What happened in the early moments of the Big Bang in the universe has been repeated at the CERN research center in Geneva. Therefore, in the history of the Universe they have receded more than anyone, until the first microseconds of the Big Bang.
If the cosmos really started with the Big Bang, we know that in the first microseconds exploited the Universe was a soup of basic elements, quark and gluons. All of them functioned at an energy density 20 times higher than that in the nucleus of the atom. In other words, the Universe was totally dense and incomparable in the first moments of birth, and it does not resemble what physicists had seen so far in nature or in particle accelerators. More than 350 physicists from all over the world have been able to see the matter in the CERN laboratories in Geneva, unlike what happened so far.
Since 1986, international scientific teams have worked on the formation of a quark/gluon plasma, announced by the theory (but never detected so far). In fact, quarkas remain "glued" to each other by gluons, that is, particles without mass or load and transporters of violent interaction of quarks. However, quarks are found within larger particles (protons or neutrons). Quark and gluon plasma, therefore, lasted very little time (only in a few microseconds) and was the predecessor of nuclear matter.
In order to obtain this original soup, a high energy ray of accelerated lead atoms (33 teraelectronvolts) has been needed.
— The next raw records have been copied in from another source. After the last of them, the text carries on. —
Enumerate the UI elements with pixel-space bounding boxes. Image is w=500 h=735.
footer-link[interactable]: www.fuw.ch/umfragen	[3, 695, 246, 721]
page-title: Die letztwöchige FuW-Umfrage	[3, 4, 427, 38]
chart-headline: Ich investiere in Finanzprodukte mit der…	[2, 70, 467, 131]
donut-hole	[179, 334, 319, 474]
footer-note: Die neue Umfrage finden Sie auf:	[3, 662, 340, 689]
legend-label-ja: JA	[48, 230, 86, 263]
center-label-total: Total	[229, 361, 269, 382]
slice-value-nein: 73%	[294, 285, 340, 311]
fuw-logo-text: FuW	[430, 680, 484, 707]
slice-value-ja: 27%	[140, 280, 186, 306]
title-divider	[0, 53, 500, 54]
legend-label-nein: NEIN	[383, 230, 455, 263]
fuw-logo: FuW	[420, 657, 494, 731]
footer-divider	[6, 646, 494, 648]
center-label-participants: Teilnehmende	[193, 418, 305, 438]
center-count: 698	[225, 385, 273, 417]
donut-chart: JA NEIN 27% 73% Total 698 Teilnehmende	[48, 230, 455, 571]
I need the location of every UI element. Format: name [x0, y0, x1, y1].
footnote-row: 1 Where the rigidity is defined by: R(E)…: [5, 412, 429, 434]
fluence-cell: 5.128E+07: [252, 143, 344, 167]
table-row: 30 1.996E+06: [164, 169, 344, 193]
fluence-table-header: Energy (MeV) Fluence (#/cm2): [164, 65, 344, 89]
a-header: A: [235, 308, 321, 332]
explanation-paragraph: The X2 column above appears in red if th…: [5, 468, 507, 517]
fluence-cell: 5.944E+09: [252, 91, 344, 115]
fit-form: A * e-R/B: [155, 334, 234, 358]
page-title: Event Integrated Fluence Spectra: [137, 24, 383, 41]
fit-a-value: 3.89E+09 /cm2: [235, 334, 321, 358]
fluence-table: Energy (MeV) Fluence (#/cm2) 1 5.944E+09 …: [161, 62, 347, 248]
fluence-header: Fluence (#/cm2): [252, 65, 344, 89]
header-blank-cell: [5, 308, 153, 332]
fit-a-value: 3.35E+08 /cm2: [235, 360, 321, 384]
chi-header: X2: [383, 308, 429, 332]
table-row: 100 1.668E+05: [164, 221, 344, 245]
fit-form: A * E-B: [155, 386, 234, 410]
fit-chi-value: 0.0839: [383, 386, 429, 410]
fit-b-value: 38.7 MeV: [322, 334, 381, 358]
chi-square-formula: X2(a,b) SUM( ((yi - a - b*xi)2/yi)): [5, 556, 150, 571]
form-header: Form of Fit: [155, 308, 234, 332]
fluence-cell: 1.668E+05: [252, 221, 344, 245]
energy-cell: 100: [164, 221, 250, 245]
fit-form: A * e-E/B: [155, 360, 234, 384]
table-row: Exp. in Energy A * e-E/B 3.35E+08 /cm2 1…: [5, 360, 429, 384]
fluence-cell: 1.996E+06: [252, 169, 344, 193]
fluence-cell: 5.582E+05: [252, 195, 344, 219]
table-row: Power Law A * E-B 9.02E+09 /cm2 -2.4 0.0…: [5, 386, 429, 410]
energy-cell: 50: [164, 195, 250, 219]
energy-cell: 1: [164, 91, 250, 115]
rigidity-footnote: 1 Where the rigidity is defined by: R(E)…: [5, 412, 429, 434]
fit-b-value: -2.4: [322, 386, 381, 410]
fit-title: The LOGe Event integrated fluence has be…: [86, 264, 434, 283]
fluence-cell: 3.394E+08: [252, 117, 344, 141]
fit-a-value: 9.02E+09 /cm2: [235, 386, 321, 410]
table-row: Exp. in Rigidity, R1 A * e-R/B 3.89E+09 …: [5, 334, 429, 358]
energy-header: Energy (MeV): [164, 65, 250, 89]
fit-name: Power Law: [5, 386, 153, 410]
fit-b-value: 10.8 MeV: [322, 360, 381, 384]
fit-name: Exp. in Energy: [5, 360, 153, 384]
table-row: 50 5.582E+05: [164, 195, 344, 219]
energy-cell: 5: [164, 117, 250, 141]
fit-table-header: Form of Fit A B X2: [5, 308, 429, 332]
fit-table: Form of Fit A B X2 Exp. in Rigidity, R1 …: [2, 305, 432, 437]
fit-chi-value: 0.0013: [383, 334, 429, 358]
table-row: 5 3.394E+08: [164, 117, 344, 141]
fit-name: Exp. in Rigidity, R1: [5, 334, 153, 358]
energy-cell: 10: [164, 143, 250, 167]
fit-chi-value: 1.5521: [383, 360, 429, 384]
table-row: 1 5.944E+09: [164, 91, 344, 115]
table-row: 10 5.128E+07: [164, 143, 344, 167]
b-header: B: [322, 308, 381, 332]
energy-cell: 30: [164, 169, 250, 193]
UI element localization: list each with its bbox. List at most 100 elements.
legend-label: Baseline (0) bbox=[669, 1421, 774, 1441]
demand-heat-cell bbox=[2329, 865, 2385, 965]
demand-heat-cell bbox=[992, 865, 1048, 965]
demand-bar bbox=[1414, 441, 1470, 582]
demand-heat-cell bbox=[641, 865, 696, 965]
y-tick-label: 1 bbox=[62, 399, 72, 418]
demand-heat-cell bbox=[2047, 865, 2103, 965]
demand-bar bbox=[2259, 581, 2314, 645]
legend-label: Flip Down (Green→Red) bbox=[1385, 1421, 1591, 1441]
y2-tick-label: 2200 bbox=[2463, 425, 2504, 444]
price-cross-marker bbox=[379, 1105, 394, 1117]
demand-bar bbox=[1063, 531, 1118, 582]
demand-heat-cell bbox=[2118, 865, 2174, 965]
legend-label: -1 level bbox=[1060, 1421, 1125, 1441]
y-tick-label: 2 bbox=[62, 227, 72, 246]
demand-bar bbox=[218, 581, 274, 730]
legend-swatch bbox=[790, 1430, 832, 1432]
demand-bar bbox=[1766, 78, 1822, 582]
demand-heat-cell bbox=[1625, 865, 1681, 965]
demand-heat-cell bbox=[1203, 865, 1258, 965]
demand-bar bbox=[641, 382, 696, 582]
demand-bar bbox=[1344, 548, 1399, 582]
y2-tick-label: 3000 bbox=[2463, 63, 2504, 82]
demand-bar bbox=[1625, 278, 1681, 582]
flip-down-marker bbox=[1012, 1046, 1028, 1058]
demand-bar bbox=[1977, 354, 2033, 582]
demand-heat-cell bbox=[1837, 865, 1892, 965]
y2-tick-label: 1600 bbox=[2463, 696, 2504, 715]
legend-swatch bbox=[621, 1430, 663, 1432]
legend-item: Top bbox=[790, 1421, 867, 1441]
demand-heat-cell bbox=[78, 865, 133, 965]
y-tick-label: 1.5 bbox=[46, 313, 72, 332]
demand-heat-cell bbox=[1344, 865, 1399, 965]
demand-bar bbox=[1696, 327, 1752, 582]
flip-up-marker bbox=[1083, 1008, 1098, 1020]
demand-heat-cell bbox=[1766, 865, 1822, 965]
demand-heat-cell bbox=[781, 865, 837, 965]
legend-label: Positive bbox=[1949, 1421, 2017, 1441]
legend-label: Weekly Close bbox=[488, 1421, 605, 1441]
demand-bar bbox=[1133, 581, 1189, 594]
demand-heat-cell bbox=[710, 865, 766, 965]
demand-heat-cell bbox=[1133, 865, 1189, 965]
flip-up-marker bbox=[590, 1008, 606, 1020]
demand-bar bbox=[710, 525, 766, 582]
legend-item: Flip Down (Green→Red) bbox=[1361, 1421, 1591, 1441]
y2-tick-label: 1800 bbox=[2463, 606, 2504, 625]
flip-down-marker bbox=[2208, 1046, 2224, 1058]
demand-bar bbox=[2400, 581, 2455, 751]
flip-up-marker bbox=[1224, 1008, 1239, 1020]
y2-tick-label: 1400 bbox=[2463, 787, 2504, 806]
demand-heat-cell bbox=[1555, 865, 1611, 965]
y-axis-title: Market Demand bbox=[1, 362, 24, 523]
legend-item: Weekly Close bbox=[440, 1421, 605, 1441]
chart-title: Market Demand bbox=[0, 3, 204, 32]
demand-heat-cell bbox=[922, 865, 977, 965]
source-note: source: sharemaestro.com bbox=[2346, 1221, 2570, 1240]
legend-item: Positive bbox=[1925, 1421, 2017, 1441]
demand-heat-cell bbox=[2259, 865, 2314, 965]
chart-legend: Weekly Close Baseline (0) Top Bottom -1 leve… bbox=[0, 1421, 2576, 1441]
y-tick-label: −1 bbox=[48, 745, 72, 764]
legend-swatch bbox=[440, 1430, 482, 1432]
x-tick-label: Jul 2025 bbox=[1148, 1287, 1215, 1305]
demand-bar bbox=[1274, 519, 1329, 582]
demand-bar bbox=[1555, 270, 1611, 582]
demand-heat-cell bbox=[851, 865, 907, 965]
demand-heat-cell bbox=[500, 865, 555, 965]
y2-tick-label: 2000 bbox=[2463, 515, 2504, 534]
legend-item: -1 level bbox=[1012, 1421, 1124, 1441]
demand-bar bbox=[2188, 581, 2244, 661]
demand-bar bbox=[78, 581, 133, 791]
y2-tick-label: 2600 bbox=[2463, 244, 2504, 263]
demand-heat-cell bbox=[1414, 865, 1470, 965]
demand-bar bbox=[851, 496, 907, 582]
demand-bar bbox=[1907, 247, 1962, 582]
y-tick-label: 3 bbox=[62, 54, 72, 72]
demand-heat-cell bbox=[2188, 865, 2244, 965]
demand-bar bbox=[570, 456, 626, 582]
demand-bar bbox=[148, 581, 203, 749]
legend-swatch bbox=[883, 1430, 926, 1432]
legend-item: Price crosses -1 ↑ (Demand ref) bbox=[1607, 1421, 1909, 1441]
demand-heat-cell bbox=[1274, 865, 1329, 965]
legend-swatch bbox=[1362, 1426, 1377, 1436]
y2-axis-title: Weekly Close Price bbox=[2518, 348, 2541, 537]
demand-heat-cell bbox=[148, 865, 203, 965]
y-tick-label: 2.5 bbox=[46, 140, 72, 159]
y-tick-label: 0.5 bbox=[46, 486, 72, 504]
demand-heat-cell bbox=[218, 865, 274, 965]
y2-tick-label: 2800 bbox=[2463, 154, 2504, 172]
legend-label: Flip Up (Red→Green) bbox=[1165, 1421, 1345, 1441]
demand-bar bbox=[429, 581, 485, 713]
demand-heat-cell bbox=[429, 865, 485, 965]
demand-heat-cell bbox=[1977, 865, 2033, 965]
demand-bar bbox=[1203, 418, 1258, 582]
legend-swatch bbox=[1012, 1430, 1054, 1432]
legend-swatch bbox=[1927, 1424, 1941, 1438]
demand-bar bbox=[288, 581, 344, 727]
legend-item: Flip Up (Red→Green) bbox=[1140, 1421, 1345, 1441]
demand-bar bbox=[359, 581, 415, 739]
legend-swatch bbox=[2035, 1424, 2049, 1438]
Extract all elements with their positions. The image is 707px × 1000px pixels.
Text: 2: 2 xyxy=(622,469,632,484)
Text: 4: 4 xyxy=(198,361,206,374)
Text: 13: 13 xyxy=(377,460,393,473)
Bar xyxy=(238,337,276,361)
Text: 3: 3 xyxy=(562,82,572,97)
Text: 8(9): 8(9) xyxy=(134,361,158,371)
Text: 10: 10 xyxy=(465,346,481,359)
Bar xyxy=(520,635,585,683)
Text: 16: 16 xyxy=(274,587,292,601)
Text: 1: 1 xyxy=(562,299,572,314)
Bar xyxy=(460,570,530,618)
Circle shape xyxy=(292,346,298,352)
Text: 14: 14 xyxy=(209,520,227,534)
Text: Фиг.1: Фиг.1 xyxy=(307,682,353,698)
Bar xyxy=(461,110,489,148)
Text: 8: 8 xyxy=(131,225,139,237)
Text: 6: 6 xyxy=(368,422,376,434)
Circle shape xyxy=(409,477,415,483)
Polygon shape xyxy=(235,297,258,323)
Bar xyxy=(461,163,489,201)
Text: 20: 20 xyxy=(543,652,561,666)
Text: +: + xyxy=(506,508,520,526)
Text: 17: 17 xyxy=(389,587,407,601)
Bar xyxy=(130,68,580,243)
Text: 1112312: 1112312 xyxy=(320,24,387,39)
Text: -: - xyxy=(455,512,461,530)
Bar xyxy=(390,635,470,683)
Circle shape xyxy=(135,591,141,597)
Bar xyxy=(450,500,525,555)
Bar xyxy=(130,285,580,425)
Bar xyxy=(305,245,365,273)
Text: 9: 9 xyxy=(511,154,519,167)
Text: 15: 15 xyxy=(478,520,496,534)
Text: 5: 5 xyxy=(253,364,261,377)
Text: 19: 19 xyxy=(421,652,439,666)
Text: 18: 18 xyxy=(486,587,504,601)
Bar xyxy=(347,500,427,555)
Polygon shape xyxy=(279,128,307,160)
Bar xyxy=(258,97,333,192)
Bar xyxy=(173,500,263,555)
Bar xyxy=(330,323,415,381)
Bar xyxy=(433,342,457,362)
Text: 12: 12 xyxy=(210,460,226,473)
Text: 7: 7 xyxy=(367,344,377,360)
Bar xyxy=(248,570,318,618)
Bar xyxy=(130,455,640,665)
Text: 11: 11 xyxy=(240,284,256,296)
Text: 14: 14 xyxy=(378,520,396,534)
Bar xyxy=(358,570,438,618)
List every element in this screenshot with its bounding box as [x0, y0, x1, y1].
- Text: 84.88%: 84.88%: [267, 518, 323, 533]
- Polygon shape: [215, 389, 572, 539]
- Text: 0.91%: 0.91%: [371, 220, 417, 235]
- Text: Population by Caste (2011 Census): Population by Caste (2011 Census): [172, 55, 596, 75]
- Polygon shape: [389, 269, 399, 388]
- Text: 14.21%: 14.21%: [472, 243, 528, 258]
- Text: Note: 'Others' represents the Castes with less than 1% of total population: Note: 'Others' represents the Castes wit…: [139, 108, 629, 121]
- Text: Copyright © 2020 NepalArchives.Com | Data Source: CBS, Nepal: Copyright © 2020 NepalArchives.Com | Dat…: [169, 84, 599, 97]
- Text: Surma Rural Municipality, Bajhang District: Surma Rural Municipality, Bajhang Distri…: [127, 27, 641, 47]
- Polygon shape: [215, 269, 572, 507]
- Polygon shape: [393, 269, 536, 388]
This beam collides in seven detectors. By colliding with very high energy heavy cores, there have been 100,000 times the temperature of the center of the Sun, freeing itself from it in an enormous energy density. In this situation, the forces that finally keep the quarkas within more complex particles have been overcome. After overcoming the barrier, quarks and their companions have been able to float freely for a time (only 10-24 seconds). Then, as the medium has cooled, they return to the inside of the matter.
With the creation of this original soup of gluon and quark there has been a new unknown dimension of matter. The new particle accelerator of the National Laboratory of Broohkaven, which will open in Long Island, New York, or the new hadron accelerator to be released at the CERN in 2005, will try to decipher this unknown territory.